2. Los hábitos de la casa
Te pregunto cómo es la rutina de higiene, qué crema dental usas, si el niño se duerme con biberón, qué come entre comidas. No para juzgar — para entender desde dónde partimos y construir juntos un plan realista.
3. El vínculo con la odontología
Quiero que esta primera visita sea positiva. Si tu hijo o hija asocia la silla del dentista con un momento tranquilo, una conversación amable y unos minutos cortos, todas las visitas siguientes van a ser más fáciles. Cuando un niño vive una buena primera experiencia, cambia su historia para siempre.
Por qué no es buena idea esperar
Esperar a que aparezca un problema es la trampa más común. Para cuando una caries en un diente de leche es visible o duele, ya avanzó lo suficiente como para necesitar un tratamiento más complejo. En cambio, una visita preventiva al año me permite:
- Detectar lesiones iniciales que aún se pueden remineralizar sin perforar.
- Orientarte sobre técnicas de cepillado adaptadas a la edad y a la motricidad del niño.
- Revisar si la dieta nocturna (biberón, leche en la cama) está poniendo en riesgo los dientes.
- Resolver dudas sobre uso de flúor, chupo, succión digital, hábitos.
- Empezar a construir una relación de confianza con tu hijo o hija — sin presión, sin susto.

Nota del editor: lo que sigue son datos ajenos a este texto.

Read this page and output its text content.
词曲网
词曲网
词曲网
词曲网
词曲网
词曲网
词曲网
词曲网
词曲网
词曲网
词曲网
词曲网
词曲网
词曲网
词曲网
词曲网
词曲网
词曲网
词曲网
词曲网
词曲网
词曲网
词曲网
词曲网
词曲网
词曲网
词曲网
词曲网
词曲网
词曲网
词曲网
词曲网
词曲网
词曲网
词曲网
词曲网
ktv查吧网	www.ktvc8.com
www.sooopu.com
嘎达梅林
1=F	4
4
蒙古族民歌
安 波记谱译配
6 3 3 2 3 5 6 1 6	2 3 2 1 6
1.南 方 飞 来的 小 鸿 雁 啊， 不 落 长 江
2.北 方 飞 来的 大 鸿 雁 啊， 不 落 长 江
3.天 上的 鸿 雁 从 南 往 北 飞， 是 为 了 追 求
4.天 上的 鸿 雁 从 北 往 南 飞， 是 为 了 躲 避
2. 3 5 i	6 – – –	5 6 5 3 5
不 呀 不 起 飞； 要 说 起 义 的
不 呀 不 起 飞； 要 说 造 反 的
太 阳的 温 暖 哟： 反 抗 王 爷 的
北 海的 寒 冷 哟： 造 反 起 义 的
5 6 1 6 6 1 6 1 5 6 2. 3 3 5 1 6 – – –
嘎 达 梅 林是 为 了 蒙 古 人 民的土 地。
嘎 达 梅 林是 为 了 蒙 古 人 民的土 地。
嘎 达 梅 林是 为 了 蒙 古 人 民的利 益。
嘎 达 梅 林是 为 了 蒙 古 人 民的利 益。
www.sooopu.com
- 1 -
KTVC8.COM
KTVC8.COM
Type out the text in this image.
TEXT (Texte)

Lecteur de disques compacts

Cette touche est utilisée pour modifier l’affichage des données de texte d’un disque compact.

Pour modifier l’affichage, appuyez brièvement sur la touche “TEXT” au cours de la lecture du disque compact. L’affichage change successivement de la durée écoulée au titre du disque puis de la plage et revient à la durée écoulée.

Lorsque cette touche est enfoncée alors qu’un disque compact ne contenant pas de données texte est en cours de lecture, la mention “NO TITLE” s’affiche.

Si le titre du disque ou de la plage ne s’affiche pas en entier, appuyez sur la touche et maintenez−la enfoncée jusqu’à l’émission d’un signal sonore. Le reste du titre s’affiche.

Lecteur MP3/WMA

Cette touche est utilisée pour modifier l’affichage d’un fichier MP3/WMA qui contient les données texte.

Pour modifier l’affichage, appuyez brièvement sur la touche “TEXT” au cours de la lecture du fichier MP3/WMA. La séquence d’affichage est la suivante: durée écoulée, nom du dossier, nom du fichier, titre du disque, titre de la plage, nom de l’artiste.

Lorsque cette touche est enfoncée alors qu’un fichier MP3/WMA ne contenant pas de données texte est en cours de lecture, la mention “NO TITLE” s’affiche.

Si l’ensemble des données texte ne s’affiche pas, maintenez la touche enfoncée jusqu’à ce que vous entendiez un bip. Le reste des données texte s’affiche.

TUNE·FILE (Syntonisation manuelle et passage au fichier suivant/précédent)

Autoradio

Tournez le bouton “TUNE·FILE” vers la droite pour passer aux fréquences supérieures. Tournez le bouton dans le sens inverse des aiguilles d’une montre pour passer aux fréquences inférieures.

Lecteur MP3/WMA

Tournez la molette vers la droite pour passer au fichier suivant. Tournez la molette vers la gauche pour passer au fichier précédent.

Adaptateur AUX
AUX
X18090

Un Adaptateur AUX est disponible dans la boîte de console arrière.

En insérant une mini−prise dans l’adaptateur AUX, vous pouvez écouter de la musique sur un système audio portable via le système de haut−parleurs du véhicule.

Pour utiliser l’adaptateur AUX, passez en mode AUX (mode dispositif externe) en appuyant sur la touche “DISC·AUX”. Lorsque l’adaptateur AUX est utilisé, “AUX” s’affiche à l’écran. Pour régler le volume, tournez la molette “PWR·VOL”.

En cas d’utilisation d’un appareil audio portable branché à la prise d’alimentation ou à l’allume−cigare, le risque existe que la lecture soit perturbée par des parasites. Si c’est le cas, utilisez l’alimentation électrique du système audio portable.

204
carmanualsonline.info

Cómo preparar a tu hijo o hija para la primera visita
Algunas ideas que les comparto a los papás antes de la cita:
Habla en positivo, sin anticipar miedo. Frases como «no te van a hacer nada» o «no te va a doler» introducen un temor que el niño no tenía. Mejor: «vamos a conocer a una doctora que cuida los dientes, va a contarlos y mirarlos».
Lleva un juguete o muñeco. A veces hago la revisión primero al muñeco y luego al niño. Funciona muy bien con los más pequeños.
Agenda en un horario tranquilo. No después de una siesta interrumpida, no con hambre, no a contrarreloj. Una mañana relajada es el mejor escenario.
Acompáñalo con calma. Los niños leen la ansiedad de los adultos. Si tú llegas tranquila, tu hijo llega tranquilo.
Qué pasa después de la primera visita
Al terminar la cita te entrego un plan claro: cada cuánto volver (en general cada 6 meses), qué hábitos reforzar en casa, qué cepillo y crema usar a esa edad, y si hay algo que requiere atención específica. Si todo está bien, la siguiente visita es solo de control. Si encontramos algo, lo conversamos contigo sin alarmismo, te explico opciones y decidimos juntos.
Resumen rápido
- Edad ideal: antes del primer cumpleaños o al aparecer el primer diente.
- Objetivo: prevención, orientación a los papás y construir una experiencia positiva.
- Frecuencia recomendada: cada 6 meses si no hay condiciones especiales.
- Lo que necesitas llevar: carnet de vacunación si lo tienes a mano, lista de dudas, un juguete favorito del niño.